Sementara itu, dengan kurangnya penerimaan 2024, target penerimaan pajak yang cukup tinggi di 2025 membuat pemerintah harus bekerja ekstra keras. Perlu diketahui, pada UU APBN 2025, penerimaan pajak ditarget tumbuh 13,9 persen dari outlook 2024, menjadi Rp2.189,3 triliun. Artinya, dengan realisasi penerimaan saat ini Indonesia membutuhkan tambahan penerimaan pajak sekitar Rp256,9 triliun.

Dengan kondisi perekonomian nasional yang tak begitu menggembirakan di 2024, jelas saja realisasi penerimaan pajak lebih kendor dibandingkan tahun-tahun sebelumnya. Kondisi ini pun membuat tantangan untuk mencapai target penerimaan pajak 2025 semakin besar.

“Beberapa isu utama terutama yang berkaitan dengan pelemahan daya beli, memang terlihat dari beberapa indikator. Indikator seperti deflasi yang sempat terjadi beberapa bulan berturut-turut, kemudian juga permasalahan PHK yang terjadi, dan juga permasalahan seperti kelas menengah yang turun. Itu juga sebenarnya menggambarkan kondisi ekonomi yang turun,” kata Peneliti Center of Reform on Economics (CORE) Indonesia, Yusuf Rendy Manilet, saat dihubungi Tirto, Selasa (7/1/2025).

Adapun, pemerintah percaya dengan implementasi Sistem Inti Administrasi Perpajakan (SIAP) alias Core Tax System, pemerintah yakin dapat mendongkrak penerimaan pajak. Dengan sistem perpajakan yang kuat, dapat meningkatkan rasio penerimaan pajak dan mengerek kepatuhan yang pada akhirnya mendongkrak penerimaan pajak Indonesia.

Meski begitu, sepekan setelah Core Tax resmi diterapkan sejak 1 Januari 2025, masih banyak kendala yang harus dihadapi masyarakat. Namun, Yusuf menilai hal ini perlu dimaklumi, karena bagaimanapun ini masih sangat awal untuk implementasi sistem administrasi perpajakan yang canggih tersebut. Tapi, kendala ini tak bisa dibiarkan berlarut dan pemerintah harus segera berbenah agar fungsi Core Tax berjalan optimal.

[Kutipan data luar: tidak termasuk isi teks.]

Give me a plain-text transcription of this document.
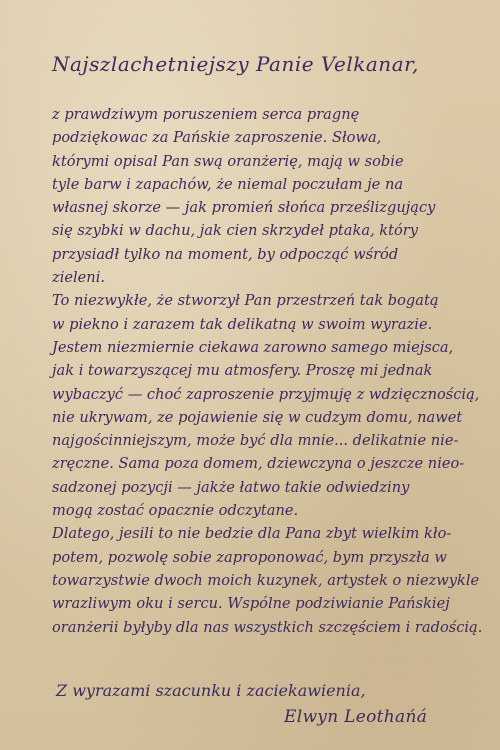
Najszlachetniejszy Panie Velkanar,
z prawdziwym poruszeniem serca pragnę
podziękowac za Pańskie zaproszenie. Słowa,
którymi opisal Pan swą oranżerię, mają w sobie
tyle barw i zapachów, że niemal poczułam je na
własnej skorze — jak promień słońca prześlizgujący
się szybki w dachu, jak cien skrzydeł ptaka, który
przysiadł tylko na moment, by odpocząć wśród
zieleni.
To niezwykłe, że stworzył Pan przestrzeń tak bogatą
w piekno i zarazem tak delikatną w swoim wyrazie.
Jestem niezmiernie ciekawa zarowno samego miejsca,
jak i towarzyszącej mu atmosfery. Proszę mi jednak
wybaczyć — choć zaproszenie przyjmuję z wdzięcznością,
nie ukrywam, ze pojawienie się w cudzym domu, nawet
najgościnniejszym, może być dla mnie... delikatnie nie-
zręczne. Sama poza domem, dziewczyna o jeszcze nieo-
sadzonej pozycji — jakże łatwo takie odwiedziny
mogą zostać opacznie odczytane.
Dlatego, jesili to nie bedzie dla Pana zbyt wielkim kło-
potem, pozwolę sobie zaproponować, bym przyszła w
towarzystwie dwoch moich kuzynek, artystek o niezwykle
wrazliwym oku i sercu. Wspólne podziwianie Pańskiej
oranżerii byłyby dla nas wszystkich szczęściem i radością.
Z wyrazami szacunku i zaciekawienia,
Elwyn Leothańá
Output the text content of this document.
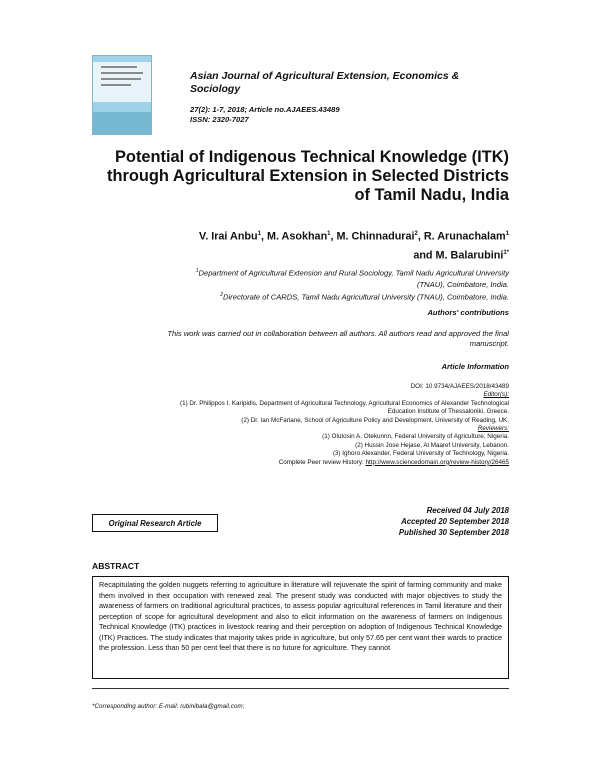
Asian Journal of Agricultural Extension, Economics &
Sociology
27(2): 1-7, 2018; Article no.AJAEES.43489
ISSN: 2320-7027
Potential of Indigenous Technical Knowledge (ITK)
through Agricultural Extension in Selected Districts
of Tamil Nadu, India
V. Irai Anbu$^1$, M. Asokhan$^1$, M. Chinnadurai$^2$, R. Arunachalam$^1$
and M. Balarubini$^{1*}$
$^1$Department of Agricultural Extension and Rural Sociology, Tamil Nadu Agricultural University
(TNAU), Coimbatore, India.
$^2$Directorate of CARDS, Tamil Nadu Agricultural University (TNAU), Coimbatore, India.
Authors' contributions
This work was carried out in collaboration between all authors. All authors read and approved the final
manuscript.
Article Information
DOI: 10.9734/AJAEES/2018/43489
Editor(s):
(1) Dr. Philippos I. Karipidis, Department of Agricultural Technology, Agricultural Economics of Alexander Technological
Education Institute of Thessaloniki, Greece.
(2) Dr. Ian McFarlane, School of Agriculture Policy and Development, University of Reading, UK.
Reviewers:
(1) Olutosin A. Otekunrin, Federal University of Agriculture, Nigeria.
(2) Hussin Jose Hejase, Al Maaref University, Lebanon.
(3) Ighoro Alexander, Federal University of Technology, Nigeria.
Complete Peer review History: http://www.sciencedomain.org/review-history/26465
Received 04 July 2018
Accepted 20 September 2018
Published 30 September 2018
Original Research Article
ABSTRACT

Recapitulating the golden nuggets referring to agriculture in literature will rejuvenate the spirit of farming community and make them involved in their occupation with renewed zeal. The present study was conducted with major objectives to study the awareness of farmers on traditional agricultural practices, to assess popular agricultural references in Tamil literature and their perception of scope for agricultural development and also to elicit information on the awareness of farmers on Indigenous Technical Knowledge (ITK) practices in livestock rearing and their perception on adoption of Indigenous Technical Knowledge (ITK) Practices. The study indicates that majority takes pride in agriculture, but only 57.65 per cent want their wards to practice the profession. Less than 50 per cent feel that there is no future for agriculture. They cannot

*Corresponding author: E-mail: rubinibala@gmail.com;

“Terkait dengan kualitas layanan di awal tahun ya memang kita juga tidak bisa pungkiri. Kalau menurut kami sebenarnya itu juga bisa menjadi salah satu alasan yang pemerintah harus segera melakukan evaluasi terutama untuk Core Tax-nya. Karena kita tahu Core Tax ini kan juga berkaitan dengan nanti pelaporan pajak dan ini juga berkaitan dengan penerimaan,” sambung dia.

Justru, yang lebih penting adalah pemerintah harus segera mencari cara untuk mendorong penerimaan pajak pada 2025. Apalagi, tarif PPN anyar yang menjadi salah satu tulang panggung penerimaan pajak hanya dikenakan kepada barang mewah. Sedangkan untuk barang non mewah masih tetap menggunakan tarif lama, dengan hitungan baru (dengan penambahan nilai lain 11/12 x 12 persen x harga jual/nilai impor barang).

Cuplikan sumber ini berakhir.